Port of Huntsville Spokeswoman Chantal Minish says local travel rates have been down by as much as 20 percent in recent months; a figure far greater than the airport had initially anticipated.
“When we look at our passenger traffic we definitely see a decrease,” admits Minish. “We were already planning on lower numbers because we lost Airtran in September of 2012 but around December we started noticing the impacts sequestration has had on our whole community.”
Minish says Huntsville International has submitted for a Department of Justice small community airport grant asking for an additional $1.5 million in incentives to couple with the $6 million incentive package rolled out in June 2013.
“We’re still waiting to hear if we’ve been awarded that grant or not so, you know, fingers crossed.”
Minish says one of the most frustrating things for the airport is the fact that actual fares are dictated by airlines and market demand. Airlines were de-regulated in 1978 while individual airports still deal with a plethora of restrictions, she says.
The airport has now initiated a digital effort asking the community to help them make a plea for more oversight and control.
“We did launch a petition and it’s available on our website at flyhuntsville.com. You can sign up there for the petition just saying, you know, we would support our airport being able to negotiate air fares for our community.”
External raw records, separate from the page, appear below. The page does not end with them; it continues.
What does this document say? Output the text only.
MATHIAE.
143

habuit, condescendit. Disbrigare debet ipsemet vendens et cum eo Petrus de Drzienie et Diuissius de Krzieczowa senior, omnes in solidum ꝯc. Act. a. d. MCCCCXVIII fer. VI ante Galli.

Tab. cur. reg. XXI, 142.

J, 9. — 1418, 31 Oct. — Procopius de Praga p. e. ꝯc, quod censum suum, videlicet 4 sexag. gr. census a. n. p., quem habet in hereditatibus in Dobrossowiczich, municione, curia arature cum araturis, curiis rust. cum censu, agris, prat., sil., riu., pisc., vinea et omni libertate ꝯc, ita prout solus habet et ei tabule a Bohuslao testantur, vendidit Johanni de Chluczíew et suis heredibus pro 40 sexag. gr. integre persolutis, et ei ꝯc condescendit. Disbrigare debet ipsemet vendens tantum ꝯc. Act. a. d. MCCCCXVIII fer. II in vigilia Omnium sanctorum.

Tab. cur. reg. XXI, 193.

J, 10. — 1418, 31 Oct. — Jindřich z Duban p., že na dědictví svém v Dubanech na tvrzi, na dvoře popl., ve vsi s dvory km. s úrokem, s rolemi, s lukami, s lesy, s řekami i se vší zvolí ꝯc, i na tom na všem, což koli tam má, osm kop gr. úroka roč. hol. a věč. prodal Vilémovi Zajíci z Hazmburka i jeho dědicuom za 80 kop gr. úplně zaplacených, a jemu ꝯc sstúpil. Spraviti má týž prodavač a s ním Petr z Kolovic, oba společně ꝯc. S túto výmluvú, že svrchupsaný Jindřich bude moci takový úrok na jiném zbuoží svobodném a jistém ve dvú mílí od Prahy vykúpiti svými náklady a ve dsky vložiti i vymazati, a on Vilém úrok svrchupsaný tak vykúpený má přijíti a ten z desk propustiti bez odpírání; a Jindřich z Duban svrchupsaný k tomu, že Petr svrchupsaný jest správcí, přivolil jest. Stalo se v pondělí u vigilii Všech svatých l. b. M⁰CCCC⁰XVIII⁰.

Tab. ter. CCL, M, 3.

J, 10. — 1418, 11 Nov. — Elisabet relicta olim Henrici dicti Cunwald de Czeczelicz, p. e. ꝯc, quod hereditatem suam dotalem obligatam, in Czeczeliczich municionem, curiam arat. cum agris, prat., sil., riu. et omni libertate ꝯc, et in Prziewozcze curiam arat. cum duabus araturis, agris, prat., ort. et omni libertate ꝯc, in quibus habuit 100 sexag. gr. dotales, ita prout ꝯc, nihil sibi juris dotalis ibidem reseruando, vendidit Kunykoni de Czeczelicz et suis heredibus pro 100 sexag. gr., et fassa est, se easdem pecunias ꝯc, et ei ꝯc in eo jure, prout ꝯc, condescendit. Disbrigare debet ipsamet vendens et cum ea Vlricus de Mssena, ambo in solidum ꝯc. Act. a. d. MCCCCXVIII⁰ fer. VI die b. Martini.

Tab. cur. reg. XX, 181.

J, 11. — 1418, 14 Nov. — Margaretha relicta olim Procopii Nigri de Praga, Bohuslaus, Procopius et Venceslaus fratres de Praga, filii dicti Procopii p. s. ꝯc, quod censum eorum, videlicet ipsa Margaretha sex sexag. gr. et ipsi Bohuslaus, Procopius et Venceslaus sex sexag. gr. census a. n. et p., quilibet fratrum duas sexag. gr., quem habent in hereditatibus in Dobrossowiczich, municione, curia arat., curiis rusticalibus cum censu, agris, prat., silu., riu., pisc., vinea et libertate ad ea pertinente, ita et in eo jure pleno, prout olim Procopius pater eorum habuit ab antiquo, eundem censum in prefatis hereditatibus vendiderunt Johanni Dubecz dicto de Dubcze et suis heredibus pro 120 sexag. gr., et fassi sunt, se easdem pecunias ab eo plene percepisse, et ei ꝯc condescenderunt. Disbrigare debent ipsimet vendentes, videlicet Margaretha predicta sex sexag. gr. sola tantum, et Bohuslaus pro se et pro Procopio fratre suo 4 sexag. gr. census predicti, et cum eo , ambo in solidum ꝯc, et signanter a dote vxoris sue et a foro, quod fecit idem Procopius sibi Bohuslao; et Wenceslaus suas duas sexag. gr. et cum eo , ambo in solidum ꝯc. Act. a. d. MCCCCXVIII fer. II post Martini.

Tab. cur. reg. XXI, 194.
Minish says another concern for the airport is the proposed merger between American Airlines and US Airways. Last week a federal judge has ruled that the federal government’s lawsuit to block the proposed merger will begin November 25.
Air travel expert Bill Swelbar will address the community at a public meeting Tuesday, Sept. 10, on his recent study analyzing average fares at more than 450 U.S. airports, including Huntsville International Airport (HSV). The public meeting will be held at 5:15 p.m. at the UAH College of Business Administration Chan Auditorium.
“It is safe to say that the U.S. airline industry has forever changed. This new normal has resulted in communities of all sizes losing air service and we’re seeing increased prices across the board,” said Swelbar. “Huntsville is quite a unique community when you look at its air service, and I think many will be surprised to see how Huntsville stacks up.”
Swelbar will present findings relevant to Huntsville from his studies and answer questions from the community. He co-authored “Evolving Trends of the U.S. Domestic Airfares: The Impacts of Competition, Consolidation, and Low-cost carriers” along with Michael Wittman. This is the third white paper at MIT on small community air service. All three studies can be found by clicking here.
“We encourage our community to attend this town hall meeting and engage in an open conversation about fares and how Huntsville fits into the national landscape of air service,” said Rick Tucker, executive director for HSV.